Mr Brownback launched a deluded fiscal experiment early this decade. He cut income taxes sharply, let most small businesses avoid tax and prophesied economic nirvana. A catastrophic slump in state revenues followed. Total revenues between 2012 and 2014, when the new measures took full effect, dropped by nearly $760m, a decline of 12% (see chart). That forced schools to close early and left roads unfixed. The Pew Charitable Trusts, a think-tank, notes that average incomes of Kansans grew by just 1.3% annually in the past decade, lagging the national rate of 1.9%.
Some state institutions atrophied. Ms Kelly describes herself as a “front-row witness to the decimation of the state agencies”, illustrating the point by talking of foster care. Under Mr Brownback financial help fell for vulnerable families, pushing more children to be fostered. But a freeze on hiring social workers left the system understaffed, spread neglect and sent many children bouncing between homes. Some have been moved over 100 times or are forced to sleep in offices. Several fled. She says “60 or 70 kids have disappeared”.
Some of the fiscal mess is being cleaned up. Last year the legislature—with a vetoproof two-thirds majority that involved Democrats and moderate Republicans—overturned most of Mr Brownback’s experiment, restoring the old income and business taxes. That has brought a surprisingly bountiful upturn in revenues.

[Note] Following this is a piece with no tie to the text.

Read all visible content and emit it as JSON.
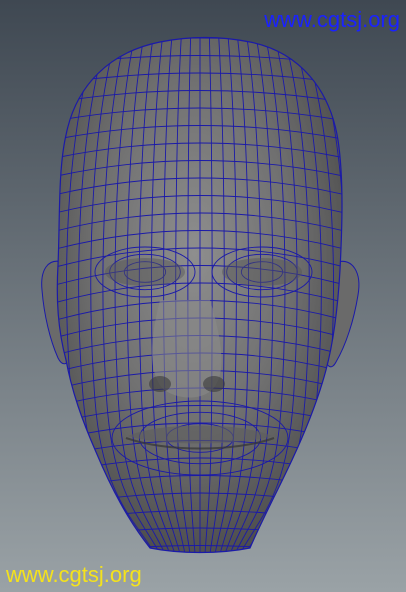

Despite this, problems lurk. A supposedly independent transportation fund was plundered to cover short-term costs. There were plans to raid other funds. The state skimped on paying into public pensions. After years of neglect, the Supreme Court ordered more spending on education, which has meant finding hundreds of millions of dollars from somewhere.

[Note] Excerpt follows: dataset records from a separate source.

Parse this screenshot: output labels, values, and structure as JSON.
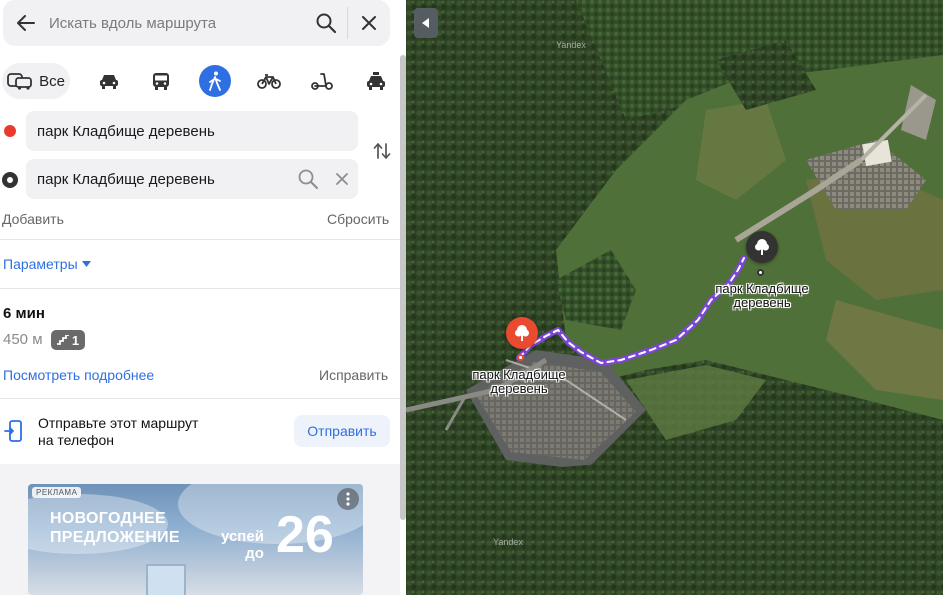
{
  "search": {
    "placeholder": "Искать вдоль маршрута"
  },
  "icons": {
    "back": "arrow-left-icon",
    "search": "search-icon",
    "close": "close-icon",
    "swap": "swap-arrows-icon",
    "phone": "phone-send-icon"
  },
  "transport_modes": [
    {
      "id": "all",
      "label": "Все",
      "icon": "all-transport-icon"
    },
    {
      "id": "car",
      "label": "",
      "icon": "car-icon"
    },
    {
      "id": "bus",
      "label": "",
      "icon": "bus-icon"
    },
    {
      "id": "walk",
      "label": "",
      "icon": "pedestrian-icon",
      "selected": true
    },
    {
      "id": "bike",
      "label": "",
      "icon": "bicycle-icon"
    },
    {
      "id": "scooter",
      "label": "",
      "icon": "scooter-icon"
    },
    {
      "id": "taxi",
      "label": "",
      "icon": "taxi-icon"
    }
  ],
  "route_points": {
    "from": "парк Кладбище деревень",
    "to": "парк Кладбище деревень"
  },
  "actions": {
    "add": "Добавить",
    "reset": "Сбросить"
  },
  "params": {
    "label": "Параметры"
  },
  "route": {
    "time": "6 мин",
    "distance": "450 м",
    "stairs_count": "1",
    "details_link": "Посмотреть подробнее",
    "fix_link": "Исправить"
  },
  "send": {
    "text_line1": "Отправьте этот маршрут",
    "text_line2": "на телефон",
    "button": "Отправить"
  },
  "ad": {
    "badge": "РЕКЛАМА",
    "line1": "НОВОГОДНЕЕ",
    "line2": "ПРЕДЛОЖЕНИЕ",
    "small1": "успей",
    "small2": "до",
    "big": "26"
  },
  "map": {
    "label_start_line1": "парк Кладбище",
    "label_start_line2": "деревень",
    "label_end_line1": "парк Кладбище",
    "label_end_line2": "деревень",
    "watermark": "Yandex",
    "route_color": "#7b46d9",
    "pin_start_color": "#ea4a2f",
    "pin_end_color": "#333333"
  },
  "colors": {
    "accent": "#2f6fe4",
    "start_dot": "#ea3a2f"
  }
}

Kansans still pay unusually high levels of sales tax, even on food, and that hurts the poor especially. An obvious step would be to cut those while nudging up income taxes again. But Ms Kelly is cautious, vowing no more tax fiddling for now, aware that voters are fed up with yo-yoing changes. She knows, too, she has to deal with a legislature controlled by her opponents. “A piece of cake”, she says, drily.
Another worry is loss of talent. Kansas draws some Latino workers to meatpacking plants. But it struggles to attract and keep highly educated folk. Burdett Loomis, a political commentator, says state agencies especially saw an “unravelling” as Mr Brownback replaced experienced staff with cronies. That will take time to fix.
Ms Kelly agrees, lamenting that Mr Brownback appointed officials “for ideological reasons, not for talent”. She vows to do the opposite, and will readily recruit from any party. “We are coming out of a world of hurt, we need someone with knowledge” to fix the state, she says.
Correction (January 1st 2019): A previous version of this piece cited the Pew Research Centre as the source of data on average incomes. It was in fact the Pew Charitable Trusts that provided that information. This has been amended.